Magalluf would in all likelihood have been developed before it was. Like its neighbours there was a similar need for land exploitation, but this exploitation would almost certainly have corresponded with the garden city principles in 1930s' Palmanova and Santa Ponsa. All three resorts would thus have taken on a very different appearance to that which they did in the 1950s and 1960s. The chances are that there would have been a form of mass tourism even with organic development, but the mass would have been smaller and it would have been of an alternative character. It would still have been foreign, but the offer would have been less dominated by foreign culture and concreted vandalism. It would simply have been more "Mallorcan". The transformation of Magalluf, as we are not witnessing because of Meliá's intervention, is, I would argue, along lines that would have emerged had Magalluf been left to develop organically and not been that model fascistic tourist resort. Even aspects of the new look owe something to the 1930s principles: boulevard, green areas, and thus a greater harmony between living space and natural patrimony.
One of the challenges that Mallorca faces is determining what mass should now mean.
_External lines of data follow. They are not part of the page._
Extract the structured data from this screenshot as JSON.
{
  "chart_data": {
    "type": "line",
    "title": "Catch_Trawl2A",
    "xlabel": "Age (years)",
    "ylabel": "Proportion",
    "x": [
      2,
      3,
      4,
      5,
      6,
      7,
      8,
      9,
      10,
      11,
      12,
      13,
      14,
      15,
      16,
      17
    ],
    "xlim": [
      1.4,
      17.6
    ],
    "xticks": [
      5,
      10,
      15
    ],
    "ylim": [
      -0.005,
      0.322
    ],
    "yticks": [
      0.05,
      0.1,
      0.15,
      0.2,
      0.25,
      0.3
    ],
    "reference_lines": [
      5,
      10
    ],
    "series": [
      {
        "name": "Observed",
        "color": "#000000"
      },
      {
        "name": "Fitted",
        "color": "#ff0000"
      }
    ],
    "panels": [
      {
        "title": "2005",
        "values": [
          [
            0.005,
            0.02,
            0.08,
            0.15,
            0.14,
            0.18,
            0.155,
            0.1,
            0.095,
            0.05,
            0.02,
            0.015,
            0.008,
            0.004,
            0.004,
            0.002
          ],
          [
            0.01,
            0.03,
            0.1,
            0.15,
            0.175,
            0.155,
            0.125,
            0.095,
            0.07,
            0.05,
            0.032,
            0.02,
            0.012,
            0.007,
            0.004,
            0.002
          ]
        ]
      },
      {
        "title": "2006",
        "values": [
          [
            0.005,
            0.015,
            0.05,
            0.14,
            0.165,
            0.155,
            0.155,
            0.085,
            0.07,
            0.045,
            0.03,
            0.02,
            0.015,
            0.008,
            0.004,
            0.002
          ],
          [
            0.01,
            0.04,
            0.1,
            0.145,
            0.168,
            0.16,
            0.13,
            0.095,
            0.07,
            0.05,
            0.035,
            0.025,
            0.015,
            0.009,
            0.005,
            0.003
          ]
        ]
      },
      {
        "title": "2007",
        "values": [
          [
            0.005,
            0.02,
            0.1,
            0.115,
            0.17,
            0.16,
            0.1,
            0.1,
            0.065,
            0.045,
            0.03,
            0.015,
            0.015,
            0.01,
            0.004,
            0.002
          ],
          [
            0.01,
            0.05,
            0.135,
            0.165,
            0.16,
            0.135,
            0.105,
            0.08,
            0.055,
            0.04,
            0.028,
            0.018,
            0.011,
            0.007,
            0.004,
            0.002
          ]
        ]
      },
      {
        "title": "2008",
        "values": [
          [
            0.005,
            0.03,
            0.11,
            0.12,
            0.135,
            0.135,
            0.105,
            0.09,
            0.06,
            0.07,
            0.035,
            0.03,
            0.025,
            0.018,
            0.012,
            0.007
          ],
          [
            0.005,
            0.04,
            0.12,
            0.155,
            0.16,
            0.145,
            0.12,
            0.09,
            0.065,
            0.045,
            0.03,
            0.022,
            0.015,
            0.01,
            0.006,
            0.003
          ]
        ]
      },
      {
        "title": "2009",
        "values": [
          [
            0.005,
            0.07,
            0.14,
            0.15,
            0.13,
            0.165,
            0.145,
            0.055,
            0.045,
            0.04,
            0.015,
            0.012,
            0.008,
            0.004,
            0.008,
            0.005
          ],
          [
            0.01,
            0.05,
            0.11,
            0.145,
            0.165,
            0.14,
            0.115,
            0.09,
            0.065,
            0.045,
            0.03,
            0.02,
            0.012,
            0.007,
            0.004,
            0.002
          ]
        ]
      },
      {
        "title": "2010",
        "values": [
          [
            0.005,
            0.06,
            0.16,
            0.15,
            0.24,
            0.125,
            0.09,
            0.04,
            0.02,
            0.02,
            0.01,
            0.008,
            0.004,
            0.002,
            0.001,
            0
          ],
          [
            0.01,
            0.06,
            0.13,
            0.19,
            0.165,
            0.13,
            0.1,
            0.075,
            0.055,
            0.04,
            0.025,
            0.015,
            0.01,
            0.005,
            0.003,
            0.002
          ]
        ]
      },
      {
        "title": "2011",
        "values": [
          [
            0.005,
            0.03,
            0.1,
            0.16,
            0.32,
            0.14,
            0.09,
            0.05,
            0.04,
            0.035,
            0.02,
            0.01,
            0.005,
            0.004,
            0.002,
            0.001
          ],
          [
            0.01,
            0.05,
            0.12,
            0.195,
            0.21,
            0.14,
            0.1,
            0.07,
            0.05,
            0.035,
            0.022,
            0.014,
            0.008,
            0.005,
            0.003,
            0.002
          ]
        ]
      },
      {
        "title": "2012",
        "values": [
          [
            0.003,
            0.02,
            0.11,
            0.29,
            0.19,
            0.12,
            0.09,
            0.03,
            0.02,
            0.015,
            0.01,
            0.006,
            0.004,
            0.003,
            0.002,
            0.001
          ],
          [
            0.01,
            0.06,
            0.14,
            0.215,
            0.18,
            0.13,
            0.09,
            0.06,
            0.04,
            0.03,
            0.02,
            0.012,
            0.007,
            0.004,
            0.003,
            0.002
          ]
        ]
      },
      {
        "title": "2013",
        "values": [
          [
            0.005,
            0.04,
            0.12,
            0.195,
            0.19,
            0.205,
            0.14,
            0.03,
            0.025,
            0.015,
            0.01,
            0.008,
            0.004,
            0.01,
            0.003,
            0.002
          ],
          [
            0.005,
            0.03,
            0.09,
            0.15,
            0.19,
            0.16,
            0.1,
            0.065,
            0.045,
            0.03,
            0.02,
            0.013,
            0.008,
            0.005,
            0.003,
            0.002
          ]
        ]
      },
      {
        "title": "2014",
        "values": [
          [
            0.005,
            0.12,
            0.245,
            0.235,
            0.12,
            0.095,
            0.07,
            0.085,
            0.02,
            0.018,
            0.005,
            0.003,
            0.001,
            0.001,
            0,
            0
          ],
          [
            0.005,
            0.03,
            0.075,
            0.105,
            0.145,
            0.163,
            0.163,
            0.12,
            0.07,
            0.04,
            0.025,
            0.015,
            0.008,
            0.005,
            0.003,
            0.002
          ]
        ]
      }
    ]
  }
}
If it is to be smaller mass, and it may well mean this, then there are inevitable consequences, but this smaller mass would have been the norm had it not been for the mad dash to develop in the 1960s. One can argue that what occurred in the '60s was in fact an aberration. It was not how it was meant to have been and it was not how it would have been, had war not led to the desperate solutions of the technocrats and had the resorts been allowed to develop organically. It has taken fifty years to attempt to right the wrongs of fascistic mass tourism. These attempts should not be criticised. They should be applauded. They are what Mallorca should have been.